Não há, aqui, modificação das especificações ou critérios contratuais. Tanto assim o é que o texto legal dispõe que o contratado fica obrigado a aceitar, nas mesmas condições contratuais, os acréscimos ou supressões que se fizerem (art. 65, § 1º), bem como que eles devem ser processados apenas nos limites permitidos (art. 65, § 2º).
Neste sentido, colaciona-se o exemplo exarado na Decisão 215/1999 – Plenário TCU:
“Considerando que o objeto do contrato distingue-se em natureza e dimensão, tem-se a natureza sempre intangível, tanto nas alterações quantitativas quanto nas qualitativas.
Não se pode transformar a aquisição de bicicletas em compra de aviões, ou a prestação de serviços de marcenaria em serralheria.
Contudo, nas modificações quantitativas, a dimensão do objeto pode ser modificada dentro dos limites previstos no § 1.º do art. 65 da Lei 8.666/93, isto é, pode ser adquirida uma quantidade de bicicletas maior do que o originalmente previsto, desde que o acréscimo, em valor, não ultrapasse 25% do valor inicial atualizado do contrato”.
Conquanto não se modifique o objeto contratual, em natureza ou dimensão, é de ressaltar que a implementação de alterações qualitativas requer, em regra, mudanças no valor original do contrato, muitas vezes em razão da necessidade de mudanças nas quantidades de obras ou serviços necessárias à sua conclusão.
Por fim, em relação à diferenciação entre alterações quantitativas e alterações qualitativas, cumpre trazer à baila a lição de (JUSTEN FILHO, 2004):
“7) Modificações Qualitativas: Alteração do Projeto ou de suas Especificações
A melhor adequação técnica supõe a descoberta ou a revelação de circunstâncias desconhecidas acerca da execução da prestação ou a constatação de que a solução técnica anteriormente adotada não era mais a adequada.

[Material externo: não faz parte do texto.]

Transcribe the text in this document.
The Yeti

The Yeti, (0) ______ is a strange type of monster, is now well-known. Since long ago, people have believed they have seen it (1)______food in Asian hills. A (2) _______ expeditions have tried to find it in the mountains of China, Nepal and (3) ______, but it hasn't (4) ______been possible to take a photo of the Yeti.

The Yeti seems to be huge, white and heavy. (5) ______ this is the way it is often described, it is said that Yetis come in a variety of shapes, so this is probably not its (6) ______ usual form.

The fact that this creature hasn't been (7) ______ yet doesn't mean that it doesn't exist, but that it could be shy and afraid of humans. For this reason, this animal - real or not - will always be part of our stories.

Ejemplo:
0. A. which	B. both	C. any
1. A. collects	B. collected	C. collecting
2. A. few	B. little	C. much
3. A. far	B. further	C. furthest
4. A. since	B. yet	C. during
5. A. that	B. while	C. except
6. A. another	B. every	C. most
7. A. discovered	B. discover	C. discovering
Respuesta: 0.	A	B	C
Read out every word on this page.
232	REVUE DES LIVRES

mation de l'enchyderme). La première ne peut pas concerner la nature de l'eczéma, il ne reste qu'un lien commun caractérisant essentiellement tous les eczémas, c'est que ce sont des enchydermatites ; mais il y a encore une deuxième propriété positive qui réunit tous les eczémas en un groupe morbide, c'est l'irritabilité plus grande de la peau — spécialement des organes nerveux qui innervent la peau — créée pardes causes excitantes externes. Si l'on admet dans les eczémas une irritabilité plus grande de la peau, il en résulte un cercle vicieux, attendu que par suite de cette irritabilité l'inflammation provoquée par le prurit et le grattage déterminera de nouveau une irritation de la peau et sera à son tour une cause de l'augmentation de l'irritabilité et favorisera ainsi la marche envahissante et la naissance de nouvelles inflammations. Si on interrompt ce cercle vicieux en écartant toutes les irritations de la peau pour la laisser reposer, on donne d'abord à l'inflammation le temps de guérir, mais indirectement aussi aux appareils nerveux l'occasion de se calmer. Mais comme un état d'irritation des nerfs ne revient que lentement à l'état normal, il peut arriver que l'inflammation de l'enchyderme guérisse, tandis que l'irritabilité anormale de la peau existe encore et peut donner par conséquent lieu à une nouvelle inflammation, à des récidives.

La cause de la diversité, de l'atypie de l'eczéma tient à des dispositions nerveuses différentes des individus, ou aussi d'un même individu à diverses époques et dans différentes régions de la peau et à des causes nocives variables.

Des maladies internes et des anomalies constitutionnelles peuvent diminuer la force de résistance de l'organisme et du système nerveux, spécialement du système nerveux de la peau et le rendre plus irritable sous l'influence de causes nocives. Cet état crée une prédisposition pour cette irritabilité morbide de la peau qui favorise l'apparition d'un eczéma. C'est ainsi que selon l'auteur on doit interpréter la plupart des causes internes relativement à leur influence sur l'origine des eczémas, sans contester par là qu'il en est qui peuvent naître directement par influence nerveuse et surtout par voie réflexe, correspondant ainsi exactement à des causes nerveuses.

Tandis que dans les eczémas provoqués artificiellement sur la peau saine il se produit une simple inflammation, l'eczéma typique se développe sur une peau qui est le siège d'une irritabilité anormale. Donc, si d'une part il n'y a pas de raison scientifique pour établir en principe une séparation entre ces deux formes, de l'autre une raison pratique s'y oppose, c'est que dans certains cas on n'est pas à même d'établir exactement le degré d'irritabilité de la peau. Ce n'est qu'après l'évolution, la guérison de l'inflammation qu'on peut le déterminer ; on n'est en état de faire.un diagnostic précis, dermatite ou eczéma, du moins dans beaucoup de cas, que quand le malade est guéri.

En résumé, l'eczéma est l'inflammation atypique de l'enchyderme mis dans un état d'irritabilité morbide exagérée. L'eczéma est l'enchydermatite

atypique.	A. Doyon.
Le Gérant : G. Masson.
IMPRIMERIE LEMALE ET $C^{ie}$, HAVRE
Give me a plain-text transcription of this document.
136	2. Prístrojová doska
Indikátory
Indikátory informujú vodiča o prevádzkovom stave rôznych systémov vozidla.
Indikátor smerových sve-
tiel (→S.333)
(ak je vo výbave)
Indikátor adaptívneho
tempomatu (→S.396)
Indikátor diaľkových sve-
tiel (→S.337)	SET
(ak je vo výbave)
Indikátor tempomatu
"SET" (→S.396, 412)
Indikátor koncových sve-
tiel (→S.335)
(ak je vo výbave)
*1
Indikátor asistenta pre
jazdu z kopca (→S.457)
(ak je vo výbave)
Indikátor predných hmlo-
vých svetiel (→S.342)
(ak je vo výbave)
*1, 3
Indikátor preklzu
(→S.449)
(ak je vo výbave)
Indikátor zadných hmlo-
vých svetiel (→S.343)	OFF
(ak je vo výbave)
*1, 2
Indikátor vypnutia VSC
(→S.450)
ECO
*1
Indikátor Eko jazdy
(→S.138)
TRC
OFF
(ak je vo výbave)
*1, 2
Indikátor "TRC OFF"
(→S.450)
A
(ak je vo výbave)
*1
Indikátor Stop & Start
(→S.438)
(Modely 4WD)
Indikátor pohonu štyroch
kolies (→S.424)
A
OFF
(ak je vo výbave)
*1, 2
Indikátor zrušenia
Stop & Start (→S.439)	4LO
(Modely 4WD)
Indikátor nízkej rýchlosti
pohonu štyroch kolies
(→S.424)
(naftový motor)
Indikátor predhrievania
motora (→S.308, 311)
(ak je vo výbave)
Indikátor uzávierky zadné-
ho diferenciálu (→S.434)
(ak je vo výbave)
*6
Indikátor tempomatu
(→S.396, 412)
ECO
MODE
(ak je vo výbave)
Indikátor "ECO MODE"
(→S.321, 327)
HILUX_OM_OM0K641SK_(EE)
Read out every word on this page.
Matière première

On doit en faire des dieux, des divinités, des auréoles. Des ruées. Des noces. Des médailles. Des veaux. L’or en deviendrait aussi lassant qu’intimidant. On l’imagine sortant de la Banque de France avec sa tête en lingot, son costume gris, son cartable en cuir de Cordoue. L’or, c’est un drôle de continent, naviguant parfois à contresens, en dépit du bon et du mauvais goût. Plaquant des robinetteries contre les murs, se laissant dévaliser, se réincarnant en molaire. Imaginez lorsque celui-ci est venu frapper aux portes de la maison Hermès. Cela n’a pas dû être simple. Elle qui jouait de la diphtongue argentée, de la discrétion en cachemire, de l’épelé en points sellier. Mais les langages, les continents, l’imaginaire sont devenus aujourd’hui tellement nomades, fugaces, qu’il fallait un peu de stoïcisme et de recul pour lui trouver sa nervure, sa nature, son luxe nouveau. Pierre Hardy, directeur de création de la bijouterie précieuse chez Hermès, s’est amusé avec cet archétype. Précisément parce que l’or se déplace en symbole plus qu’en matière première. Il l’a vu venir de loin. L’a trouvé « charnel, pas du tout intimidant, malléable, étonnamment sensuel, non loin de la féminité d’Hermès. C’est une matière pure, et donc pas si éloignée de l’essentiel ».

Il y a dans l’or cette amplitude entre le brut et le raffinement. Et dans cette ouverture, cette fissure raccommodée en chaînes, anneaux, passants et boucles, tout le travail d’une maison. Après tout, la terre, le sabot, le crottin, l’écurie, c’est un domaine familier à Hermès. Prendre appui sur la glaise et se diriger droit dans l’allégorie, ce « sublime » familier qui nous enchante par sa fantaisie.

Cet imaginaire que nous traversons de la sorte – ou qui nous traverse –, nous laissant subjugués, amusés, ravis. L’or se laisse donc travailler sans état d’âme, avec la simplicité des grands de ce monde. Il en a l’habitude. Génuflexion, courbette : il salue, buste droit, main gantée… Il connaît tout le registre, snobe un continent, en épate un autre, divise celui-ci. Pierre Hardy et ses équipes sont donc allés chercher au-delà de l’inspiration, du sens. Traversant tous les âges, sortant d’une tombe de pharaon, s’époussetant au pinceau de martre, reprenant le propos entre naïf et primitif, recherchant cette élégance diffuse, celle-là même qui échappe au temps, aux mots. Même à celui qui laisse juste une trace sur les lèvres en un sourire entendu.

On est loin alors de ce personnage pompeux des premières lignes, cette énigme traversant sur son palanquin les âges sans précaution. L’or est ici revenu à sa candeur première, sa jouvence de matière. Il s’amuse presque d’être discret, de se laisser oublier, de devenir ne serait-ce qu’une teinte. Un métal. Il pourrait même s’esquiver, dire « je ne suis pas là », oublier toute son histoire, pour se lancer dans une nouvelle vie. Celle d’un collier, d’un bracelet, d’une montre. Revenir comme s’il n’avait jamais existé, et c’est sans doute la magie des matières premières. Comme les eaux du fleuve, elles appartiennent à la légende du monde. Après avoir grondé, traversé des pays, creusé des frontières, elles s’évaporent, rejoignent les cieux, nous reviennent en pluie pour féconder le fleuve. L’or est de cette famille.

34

Os contratos de longo prazo ou de grande especialização são mais suscetíveis a essa modalidade de alteração. Não há muito cabimento para essa hipótese em contratos de execução instantânea ou cujo objeto seja simples e sumário.
A hipótese de al. “a” compreende as situações em que se constata supervenientemente a inadequação da concepção original, a partir da qual se promovera a contratação. Tal pode verificar-se em vista de eventos supervenientes. Assim, por exemplo, considere-se a hipótese de descoberta científica, que evidencia a necessidade de inovações para ampliar ou assegurar a utilidade inicialmente cogitada pela Administração.
Também se admite a incidência do dispositivo para respaldar modificações derivadas de situações preexistentes, mas desconhecidas por parte dos interessados. O grande exemplo é o das “sujeições imprevistas”, expressão clássica do direito francês e que indica eventos da natureza ou fora do controle dos seres humanos, existentes por ocasião da contratação mas cuja revelação se verifica apenas por ocasião da execução da prestação. O grande exemplo é o da falha geológica de terreno, que impede a implantação da obra tal como inicialmente prevista.
8) Modificações quantitativas.
Com redação esdrúxula, al. “b”, refere-se a alterações quantitativas do objeto contratado. A dificuldade reside em a lei utilizar como parâmetro não a prestação propriamente dita, mas o valor do contrato. Admite que a Administração introduza alterações (acréscimos e supressões) que acarretem modificação de até 25% no valor inicial do contrato, quando se tratar de obras, serviços ou compras; quando se tratar de reforma de edifício ou equipamento, o limite será de 50%. Como apurar o valor da alteração? Não haverá dificuldade quando o contrato versar sobre unidades específicas e divisíveis, cujo valor individual possa ser discriminado. Quando, porém, existir preço global, torna-se inviável estimar a dimensão econômica do acréscimo ou da supressão. Suponha-se, por exemplo, o contrato para a construção de uma edificação. Poder-se-ia afirmar que a redução de 25% da metragem da quadrada da obra corresponderia a uma redução de 25% do preço? É evidente que não. Diante dessa dificuldade, a lei determina que a ausência de preços unitários no contrato será solucionada através de comum acordo entre as partes. Logo, o problema é remetido para o âmbito negocial, escapando da prerrogativa unilateral da Administração.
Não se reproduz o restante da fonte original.